FAQs

Why are peregrines here, in the centre of a city?

Peregrines like to nest on the ledges of steep cliffs, by the sea or in the hills. Their natural food is the rock dove, from which feral pigeons are descended. They are very fond of cathedrals because they are similar to cliffs and because there is a ready supply of feral pigeons.

Are the peregrines wild birds or were they introduced?

They are wild birds. We have no idea where the female came from but the male has a ring on his right leg. We suspect that he came from Sheffield because he was obviously attracted to our first nestbox. This box was identical to one in which peregrines bred on St George’s church at the University of Sheffield.

Have I seen a peregrine in my garden?

No! The bird of prey that visits gardens frequently to hunt small birds is the sparrowhawk. Many members of the public tell us that they have had one of our peregrines in their garden but peregrines just don’t behave in this way. Some people have pictures that they have taken and they are always pictures of sparrowhawks.

Don’t the peregrines make a nest?

No, peregrines would naturally scrape a hollow in the dirt on their nest-ledge. We provide a substrate of gravel in the nestbox so that the birds can scrape and so that there will be good drainage. When birds attempt to nest on buildings by laying directly onto a hard surface, eggs can roll away and puddles formed during wet spells can chill eggs and young, causing them to die.

Male peregrine creating a nest scrape.

Male peregrine creating a nest scrape.

What do the peregrines eat?

Peregrines are real specialists, they catch smaller birds in mid-air. We have recorded 28 species being taken by the Wakefield birds but there must be others that have been caught but for which we have not seen the evidence.

Don’t the bells disturb the birds?

No! Turn up the sound on your device when viewing the video clip below.

 

What is the usual number of eggs?

Peregrines usually lay 3 or 4 eggs. All of the eggs may hatch but it isn’t unusual if one or more do not hatch.

What is the incubation period?

Since the webcam came online, we have been able to observe the Wakefield birds and we have found that the first hatching has taken place 34 days after the laying of the penultimate egg.

Does the male share the incubation?

Yes, he does. He sits on the eggs whilst the female feeds and simply has a break. He often sits for a couple of hours at a stretch and we have seen him incubate for as long as four hours. The female always incubates overnight.

How long are the young in the nest?

The young peregrines remain in the nest for five to six weeks. The Wakefield peregrines start their explorations by jumping up onto the wall above the box before they make their first flight.

They exercise their wings whilst running along the wall.

Do the parents continue to feed the young after fledging?

Yes, and this can be the most exciting time. Our young peregrines tend to use the tops of some nearby blocks of flats when they first fledge. The large and relatively flat surfaces there are easy for them to deal with.

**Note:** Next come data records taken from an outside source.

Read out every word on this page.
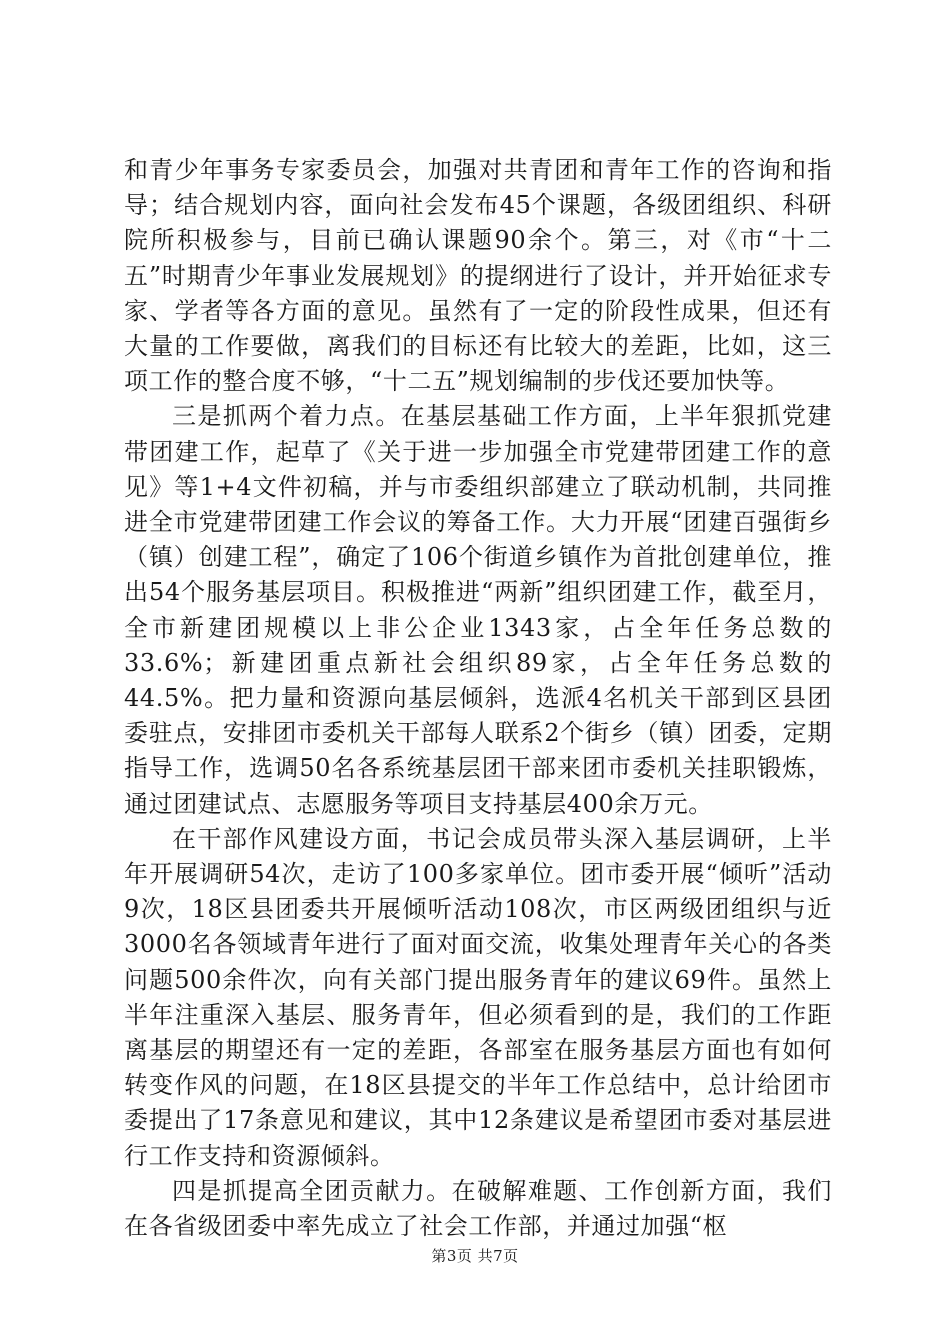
和青少年事务专家委员会，加强对共青团和青年工作的咨询和指导；结合规划内容，面向社会发布45个课题，各级团组织、科研院所积极参与，目前已确认课题90余个。第三，对《市“十二五”时期青少年事业发展规划》的提纲进行了设计，并开始征求专家、学者等各方面的意见。虽然有了一定的阶段性成果，但还有大量的工作要做，离我们的目标还有比较大的差距，比如，这三项工作的整合度不够，“十二五”规划编制的步伐还要加快等。

三是抓两个着力点。在基层基础工作方面，上半年狠抓党建带团建工作，起草了《关于进一步加强全市党建带团建工作的意见》等1+4文件初稿，并与市委组织部建立了联动机制，共同推进全市党建带团建工作会议的筹备工作。大力开展“团建百强街乡（镇）创建工程”，确定了106个街道乡镇作为首批创建单位，推出54个服务基层项目。积极推进“两新”组织团建工作，截至月，全市新建团规模以上非公企业1343家，占全年任务总数的33.6%；新建团重点新社会组织89家，占全年任务总数的44.5%。把力量和资源向基层倾斜，选派4名机关干部到区县团委驻点，安排团市委机关干部每人联系2个街乡（镇）团委，定期指导工作，选调50名各系统基层团干部来团市委机关挂职锻炼，通过团建试点、志愿服务等项目支持基层400余万元。

在干部作风建设方面，书记会成员带头深入基层调研，上半年开展调研54次，走访了100多家单位。团市委开展“倾听”活动9次，18区县团委共开展倾听活动108次，市区两级团组织与近3000名各领域青年进行了面对面交流，收集处理青年关心的各类问题500余件次，向有关部门提出服务青年的建议69件。虽然上半年注重深入基层、服务青年，但必须看到的是，我们的工作距离基层的期望还有一定的差距，各部室在服务基层方面也有如何转变作风的问题，在18区县提交的半年工作总结中，总计给团市委提出了17条意见和建议，其中12条建议是希望团市委对基层进行工作支持和资源倾斜。

四是抓提高全团贡献力。在破解难题、工作创新方面，我们在各省级团委中率先成立了社会工作部，并通过加强“枢

第3页 共7页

Adult delivering food to two juveniles.

Adult delivering food to two juveniles.

As well as delivering food directly to the young, the adults will circle over the centre of Wakefield whilst being chased by the young. They let the youngsters snatch the food from them or they drop it so that they have to catch it.

For how long will the juveniles stay in Wakefield?

The young birds stay in and around Wakefield for several weeks. They gradually become less dependent on the parents and they roam more widely. At this time, we get the occasional report of juvenile peregrines being seen at nearby nature reserves, such as Pugneys and Wintersett, and these may well be Wakefield birds. It’s hard to say how long it is before they leave because sightings simply become less frequent until they aren’t seen at all.

Where do the young peregrines go?

Peregrine means “wanderer” and the instinct of the young birds is to explore. As peregrines require a suitably tall cliff or building, a young bird will be on the lookout, as it grows, for a vacancy at a suitable site. Peregrine numbers are recovering after the devastating effects of the insecticide DDT and it is becoming harder for young birds to find territories of their own because most are now occupied. They may take over where a bird has died or where a bird is becoming too old to defend it’s position. It is possible that a Wakefield bird could return to Wakefield in future years. As our young peregrines are now fitted with highly visible Darvic rings, we hope to receive news if one of them is seen elsewhere. Peregrines from other urban sites have been spotted far from their home cities – sometimes more than 100 miles away.

Where do the adults go in winter?

The adults do not leave Wakefield. They stay on the cathedral and they continue to defend their territory against intruding peregrines. The diet of the peregrines becomes particularly interesting in the autumn, when they catch a variety of migrating birds, such as woodcock, golden plover and fieldfares.